Значит, действительно на Фиму была сделана серьезная ставка.
Один раз я видел человека, сидевшего с Фимой у компьютера. Фима что-то ему втолковывал, и он время от времени кивал.
В количестве водки Фиму не ограничивали: еще в бытность его в «Общем деле» все знали — в пьяном виде он работает ничуть не хуже, чем в трезвом. Днем он пил понемногу, в одиночестве и не отходя от компьютера, а вечером, видимо по его желанию, к нему иногда присоединялся начальник охраны. Еду привозили готовую, охранники ее только разогревали.
Выглядел Фима прескверно. Лицо его сделалось одутловатым и оставалось всегда неподвижным. На прогулки его не выводили, и, хотя на дворе был теплый июнь, любая попытка Фимы приоткрыть окно мгновенно пресекалась. Но он с туповатым упорством вновь и вновь повторял такие попытки.
Столь нелепый способ содержания столь важной мозговой единицы мог означать только одно: пристанище это было сугубо временным и где-то шло срочное оборудование специального исследовательского центра.

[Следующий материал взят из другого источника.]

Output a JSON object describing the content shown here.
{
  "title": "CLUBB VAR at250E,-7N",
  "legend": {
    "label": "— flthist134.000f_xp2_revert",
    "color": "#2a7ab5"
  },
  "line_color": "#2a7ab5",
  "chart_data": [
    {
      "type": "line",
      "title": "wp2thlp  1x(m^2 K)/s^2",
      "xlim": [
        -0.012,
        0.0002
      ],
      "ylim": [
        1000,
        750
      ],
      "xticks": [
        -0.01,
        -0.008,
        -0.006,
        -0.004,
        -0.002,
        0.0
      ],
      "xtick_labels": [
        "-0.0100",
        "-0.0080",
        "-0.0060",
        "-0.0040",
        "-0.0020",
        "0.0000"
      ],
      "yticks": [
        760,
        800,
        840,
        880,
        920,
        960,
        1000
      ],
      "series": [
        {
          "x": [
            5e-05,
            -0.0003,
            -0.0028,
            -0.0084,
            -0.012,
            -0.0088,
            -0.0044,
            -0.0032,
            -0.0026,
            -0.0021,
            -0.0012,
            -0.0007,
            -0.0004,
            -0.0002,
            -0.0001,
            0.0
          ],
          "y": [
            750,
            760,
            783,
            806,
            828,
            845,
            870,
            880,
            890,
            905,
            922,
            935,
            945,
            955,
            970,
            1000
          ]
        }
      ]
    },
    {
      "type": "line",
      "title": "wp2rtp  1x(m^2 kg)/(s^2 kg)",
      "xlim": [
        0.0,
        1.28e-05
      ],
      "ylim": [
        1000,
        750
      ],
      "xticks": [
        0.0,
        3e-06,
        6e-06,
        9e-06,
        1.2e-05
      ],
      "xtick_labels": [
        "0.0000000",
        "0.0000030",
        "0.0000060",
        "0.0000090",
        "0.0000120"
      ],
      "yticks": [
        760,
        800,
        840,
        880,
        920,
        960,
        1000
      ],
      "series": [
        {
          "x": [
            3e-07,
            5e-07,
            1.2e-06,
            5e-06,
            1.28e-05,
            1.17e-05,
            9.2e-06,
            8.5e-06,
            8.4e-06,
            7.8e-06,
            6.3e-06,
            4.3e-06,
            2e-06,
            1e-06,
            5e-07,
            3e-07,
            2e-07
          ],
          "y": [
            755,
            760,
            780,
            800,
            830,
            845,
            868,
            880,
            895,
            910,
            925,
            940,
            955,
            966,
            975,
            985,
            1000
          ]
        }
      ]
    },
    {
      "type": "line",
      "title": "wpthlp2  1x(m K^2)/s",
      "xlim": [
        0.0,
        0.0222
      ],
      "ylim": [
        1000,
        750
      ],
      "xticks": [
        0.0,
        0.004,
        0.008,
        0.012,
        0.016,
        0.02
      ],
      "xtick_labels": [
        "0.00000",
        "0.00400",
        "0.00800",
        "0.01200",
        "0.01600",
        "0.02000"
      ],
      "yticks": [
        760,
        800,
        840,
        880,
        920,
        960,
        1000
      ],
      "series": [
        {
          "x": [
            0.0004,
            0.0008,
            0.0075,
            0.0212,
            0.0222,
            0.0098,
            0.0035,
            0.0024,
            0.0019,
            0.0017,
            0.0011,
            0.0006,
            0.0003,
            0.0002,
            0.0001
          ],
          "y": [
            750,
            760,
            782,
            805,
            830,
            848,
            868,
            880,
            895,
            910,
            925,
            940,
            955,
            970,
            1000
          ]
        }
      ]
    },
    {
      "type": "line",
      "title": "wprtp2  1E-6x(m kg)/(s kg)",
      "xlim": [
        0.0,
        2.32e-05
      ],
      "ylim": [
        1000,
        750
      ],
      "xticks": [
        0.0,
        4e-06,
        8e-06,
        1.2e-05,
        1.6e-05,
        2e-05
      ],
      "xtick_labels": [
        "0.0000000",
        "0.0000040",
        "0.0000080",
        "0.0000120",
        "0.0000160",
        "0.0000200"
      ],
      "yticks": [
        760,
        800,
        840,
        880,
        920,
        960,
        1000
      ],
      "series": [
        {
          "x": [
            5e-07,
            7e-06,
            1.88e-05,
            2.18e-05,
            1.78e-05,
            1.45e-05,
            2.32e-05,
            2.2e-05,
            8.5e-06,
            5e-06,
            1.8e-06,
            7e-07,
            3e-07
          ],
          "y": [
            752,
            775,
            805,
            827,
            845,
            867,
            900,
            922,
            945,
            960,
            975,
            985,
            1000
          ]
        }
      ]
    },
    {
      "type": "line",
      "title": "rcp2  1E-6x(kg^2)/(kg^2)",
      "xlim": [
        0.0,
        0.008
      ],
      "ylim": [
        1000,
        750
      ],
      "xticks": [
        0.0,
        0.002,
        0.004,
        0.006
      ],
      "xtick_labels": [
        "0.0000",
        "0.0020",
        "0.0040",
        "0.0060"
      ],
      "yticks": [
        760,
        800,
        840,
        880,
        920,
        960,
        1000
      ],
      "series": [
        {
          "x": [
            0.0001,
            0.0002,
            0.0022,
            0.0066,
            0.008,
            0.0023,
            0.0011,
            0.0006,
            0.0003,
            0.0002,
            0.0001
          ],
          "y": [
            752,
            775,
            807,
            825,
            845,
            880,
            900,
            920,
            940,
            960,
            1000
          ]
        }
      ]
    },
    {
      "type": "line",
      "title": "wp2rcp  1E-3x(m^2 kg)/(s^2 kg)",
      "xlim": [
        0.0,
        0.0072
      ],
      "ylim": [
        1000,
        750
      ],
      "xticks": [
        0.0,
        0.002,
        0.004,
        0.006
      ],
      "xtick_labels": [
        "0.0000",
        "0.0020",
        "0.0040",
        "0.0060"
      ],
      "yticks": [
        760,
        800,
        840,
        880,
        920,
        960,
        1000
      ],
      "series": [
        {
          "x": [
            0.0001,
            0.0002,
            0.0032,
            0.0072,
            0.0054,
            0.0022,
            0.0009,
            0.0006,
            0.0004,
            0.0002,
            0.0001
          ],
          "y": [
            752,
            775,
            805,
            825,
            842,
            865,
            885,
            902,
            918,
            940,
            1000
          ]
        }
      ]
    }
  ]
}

В общем, охрана была не слишком крутая. Да и чего им бояться? Фима мог интересовать только Крота и Амвросия, а откуда они могли знать о его похищении, да и что могли сделать.
В общем, умыкнуть у них Фиму было вполне возможно, но вот что с ним делать потом? С пьяным беспомощным человеком? Разве что к Кроту в Институт… а они там пусть думают.
Охранников было две пары, сменявшиеся через день, и я внимательно изучал их повадки. Особенно тех двоих, которые после отбытия начальства и отхода Фимы в его келье ко сну садились иногда выпивать. Один из них курил, а второму это не нравилось, и он открывал окно для проветривания.
Ключ от этой квартиры у меня сохранился, и я разок тихонько подсунулся к двери, чтобы убедиться, что замок не сменили.
Тянуть больше не следовало, потому что Фиму в любой момент могли перевести в другое, более надежное место содержания. Я заранее припарковал тачку в переулке у соседнего дома, так что к ней можно было добраться, не выходя на улицу, через проходной двор. Дальше все шло по расписанию. Начальник охраны уехал, Фима прилег, не раздеваясь, вздремнуть, и один из охранников побежал за водкой. Я знал, что он будет отсутствовать шесть минут.
У двери я был через сорок секунд, значит, у меня оставалось еще пять минут с небольшим. Навинчивая глушитель на ствол, я поймал себя на мысли, что повторяю у этой двери действия Васи, которые год назад привели его к неудачному финишу.